You're called over to the other main ED bay area. People are yelling. Someone needs an IV for a upper GI bleed, and the family is upset. Three nurses have tried, the PA and a junior EM resident and the attending have tried with the ultrasound. The ICU team won't take her upstairs until she has access. The patient and family are refusing a central line or an IO; plus GI is demanding a CTA before they will scope her.
You meet the patient, an elderly african american female, crying in bed, with a fistula on the left arm, and an army of bandages and oozing wounds down the right arm. She is hypotensive and tachycardic, holding a bucket of coffee ground emesis. You spend 30 minutes calming down the angry family, and convince the patient to let you try. They tell you, you have ONE chance. They are firm on this. If you fail they are refusing all further attempts at vascular access and will sign her out and go to a "real" hospital.
No pressure right?
First off, I should point out that after 10 IV sticks it's time to make a plan instead of slowly going up the training ladder. A senior EM resident or attending should be aware of all chained failures for access on a sick patient. It's incredibly hard to undo the lost trust with family after that many attempts, and its even harder after 20 (this patient literally had 20 attempts). Every failed attempt also takes away a vessel, making it even harder to obtain access on a complex patient. Yet, I find myself in this spot at least once a month.
Here are the steps I take every time, and I haven't failed to get a line in over 2 years. It's not for a lack of modesty, it's from a mountain of practice.
Prepare to do the ONE-PASS SUCCESS Ultrasound guided IV:
Talk to the patient, they have to agree to entire process, which takes time, tell them everything you are going to do as you do it.
Give them options, if you find 2 vessels that are comparible, let them pick! Giving them power in this difficult experience is insanely good for trust building. In general these patients feel powerless.
Get them (AND YOU) comfortable. Get a table, pad it with a towel, lay out their arm, clear wires & clothes out of the way; make space so you can stand and work at chest height.
Put the ultrasound, arm, and equipment where you want it. I spend 10 minutes setting up, 5 minutes looking for a vessel, and 30 seconds placing the IV. Preparing is where nearly everyone fails.
Apply a gentle tourniquet correctly. It takes less than 10cm (H2O) to close a vein; so apply the tourniquet correctly! If you do it right the patient will sit still far longer.
Sweep up and down from the AC; tracking any circular and compressible vessels you find. My favorite vessels are just proximal to the AC and slightly inferior.
Avoid vessels under muscles. Try to go for shallow vessels under fat only.
Measure the depth to the vessel; this is important to know how deep to EXPECT the needle to travel. Identify the direction it is taking in long axis, and make sure you can approach it at the angle without knocking into other objects.
When you have everything ready: literally everything, nothing should be opened, flushed, twisted, cleaned or capped once you start)....only then do I touch the site with the blunt end of the IV (and tell them, here is where the needle will enter the skin, it will sting, temporarily, and I will slowly advance the needle). I tell them there will be no surprises, no jerking movements, no 2nd insertions through the skin. I make eye contact when I say this.
Now for the hard part, be good at ultrasound guided IV placement BEFORE you attempt it on a patient.
To Simulate:
Using an ultrasound guided IV phantom, practice short and long axis approaches to the vessel. Enter slowly, identify the tip, switch angles (short and long). Put the probe down while keeping the needle still, as if interrupted. Never remove the needle tip, not fiddle with materials, just keep advancing, identifying, advancing, identifying. The goal is to never retract, never remove the needle tip, and prepare each approach and entry point carefully before starting. Try entering at a steep angle, and dropping the angle after you end the vessel. See how far your can advance the needle before sliding out the angiocath.
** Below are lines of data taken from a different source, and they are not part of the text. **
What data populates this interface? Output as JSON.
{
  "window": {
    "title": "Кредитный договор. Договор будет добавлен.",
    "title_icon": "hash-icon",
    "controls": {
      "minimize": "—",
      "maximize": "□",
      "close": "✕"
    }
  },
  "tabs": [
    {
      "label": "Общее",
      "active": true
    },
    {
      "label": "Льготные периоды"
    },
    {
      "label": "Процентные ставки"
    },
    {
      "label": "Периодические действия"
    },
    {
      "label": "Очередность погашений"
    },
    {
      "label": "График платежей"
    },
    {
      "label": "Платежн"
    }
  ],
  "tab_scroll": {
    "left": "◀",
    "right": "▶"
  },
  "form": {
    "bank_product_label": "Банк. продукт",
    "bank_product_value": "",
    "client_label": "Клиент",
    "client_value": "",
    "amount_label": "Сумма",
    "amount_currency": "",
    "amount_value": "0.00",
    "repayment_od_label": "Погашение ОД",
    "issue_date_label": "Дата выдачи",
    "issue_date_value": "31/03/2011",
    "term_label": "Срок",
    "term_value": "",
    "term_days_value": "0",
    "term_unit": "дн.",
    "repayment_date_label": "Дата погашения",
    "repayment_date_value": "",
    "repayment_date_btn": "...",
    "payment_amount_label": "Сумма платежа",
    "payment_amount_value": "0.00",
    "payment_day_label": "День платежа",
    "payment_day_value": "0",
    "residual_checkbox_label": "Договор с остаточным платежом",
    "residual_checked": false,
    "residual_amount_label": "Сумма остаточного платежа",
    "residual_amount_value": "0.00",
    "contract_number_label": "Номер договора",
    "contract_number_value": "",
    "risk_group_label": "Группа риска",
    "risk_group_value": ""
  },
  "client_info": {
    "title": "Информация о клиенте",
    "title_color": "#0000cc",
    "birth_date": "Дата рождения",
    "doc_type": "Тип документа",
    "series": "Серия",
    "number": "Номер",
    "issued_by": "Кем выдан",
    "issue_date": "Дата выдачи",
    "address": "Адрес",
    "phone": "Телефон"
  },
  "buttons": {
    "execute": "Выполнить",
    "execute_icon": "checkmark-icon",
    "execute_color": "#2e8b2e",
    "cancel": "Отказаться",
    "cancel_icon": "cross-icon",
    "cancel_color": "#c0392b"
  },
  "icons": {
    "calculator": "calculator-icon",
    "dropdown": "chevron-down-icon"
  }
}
The goal is to minimize movement of the needle; but be comfortably moving the probe in every direction and angle. It's harder to do than you think, most people move their left arm when the right moves (and vice-versa).
Place the ultrasound phantom at the same height you would perform the procedure on a patient; using the same equipment, and do it standing! When the procedure takes 30 seconds, and feels easy/quick, and you get 20 in a row, then your ready for a real person.